“Regular, in-person attendance constitutes an essential function of most jobs.”
So says the U.S. Court of Appeals for the Sixth Circuit, in ruling that an auditor who was unable to perform that essential function was not qualified for her job under the Americans with Disabilities Act.
In Popeck v. Rawlings, Co., LLC, an employee with irritable bowel syndrome (IBS) missed approximately 60% of her work time – being tardy, leaving early, taking excessive breaks, and taking full day absences. She was eventually fired for her attendance, purportedly unrelated to her medical condition. But even if all of her missed time was related to her IBS, the Sixth Circuit found no violation of the ADA.

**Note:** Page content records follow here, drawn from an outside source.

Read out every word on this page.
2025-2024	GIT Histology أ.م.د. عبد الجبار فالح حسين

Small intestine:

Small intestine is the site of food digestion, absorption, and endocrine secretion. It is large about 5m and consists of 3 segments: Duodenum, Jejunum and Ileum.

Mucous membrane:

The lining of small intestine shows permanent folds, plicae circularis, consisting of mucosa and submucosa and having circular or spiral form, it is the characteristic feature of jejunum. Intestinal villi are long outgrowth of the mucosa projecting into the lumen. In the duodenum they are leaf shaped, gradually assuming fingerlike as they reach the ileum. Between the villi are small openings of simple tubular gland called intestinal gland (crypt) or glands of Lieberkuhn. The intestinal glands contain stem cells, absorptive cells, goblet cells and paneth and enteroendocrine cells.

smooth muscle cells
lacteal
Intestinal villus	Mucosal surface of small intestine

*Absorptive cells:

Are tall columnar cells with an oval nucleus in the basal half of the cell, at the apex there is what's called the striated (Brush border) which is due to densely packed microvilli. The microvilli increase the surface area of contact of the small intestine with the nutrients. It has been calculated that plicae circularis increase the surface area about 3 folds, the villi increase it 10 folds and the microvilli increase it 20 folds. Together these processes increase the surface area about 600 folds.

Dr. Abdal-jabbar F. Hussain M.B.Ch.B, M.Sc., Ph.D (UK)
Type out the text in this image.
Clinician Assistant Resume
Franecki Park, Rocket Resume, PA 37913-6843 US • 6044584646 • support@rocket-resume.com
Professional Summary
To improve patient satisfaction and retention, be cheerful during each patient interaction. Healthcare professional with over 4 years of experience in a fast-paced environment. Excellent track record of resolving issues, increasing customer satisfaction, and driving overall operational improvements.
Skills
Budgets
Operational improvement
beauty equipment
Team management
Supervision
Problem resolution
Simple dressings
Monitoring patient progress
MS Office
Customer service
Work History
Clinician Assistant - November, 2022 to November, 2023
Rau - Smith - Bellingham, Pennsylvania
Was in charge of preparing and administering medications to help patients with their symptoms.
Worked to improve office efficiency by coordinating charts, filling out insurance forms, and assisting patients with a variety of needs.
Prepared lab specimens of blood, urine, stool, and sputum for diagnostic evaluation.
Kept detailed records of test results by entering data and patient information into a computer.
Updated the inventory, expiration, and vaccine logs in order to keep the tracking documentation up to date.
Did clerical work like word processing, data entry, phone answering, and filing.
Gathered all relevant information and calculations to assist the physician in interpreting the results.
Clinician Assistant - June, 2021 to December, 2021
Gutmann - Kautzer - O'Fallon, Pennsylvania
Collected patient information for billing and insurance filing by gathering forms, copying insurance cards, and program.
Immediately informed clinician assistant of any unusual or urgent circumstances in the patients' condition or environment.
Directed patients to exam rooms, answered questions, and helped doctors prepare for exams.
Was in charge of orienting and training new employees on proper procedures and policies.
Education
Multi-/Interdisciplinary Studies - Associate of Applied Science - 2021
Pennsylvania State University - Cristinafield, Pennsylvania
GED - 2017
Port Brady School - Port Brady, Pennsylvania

Noting that regular, in-person attendance is an essential function of most jobs, the Sixth Circuit first examined whether it was an essential function of her job as an auditor. The auditor position required the employee to access information from secure on-site computers. Telework was prohibited because of the large volume of confidential and HIPAA-protected information. Therefore, regular in-person attendance was, in fact, an essential function of the job, and there was no reasonable accommodation that would have enabled the employee to perform it. Although the employee had requested the ability to come in late and leave early when her symptoms flared up, this would not have “come close to solving her attendance problem.” Accordingly, she was not qualified for the job.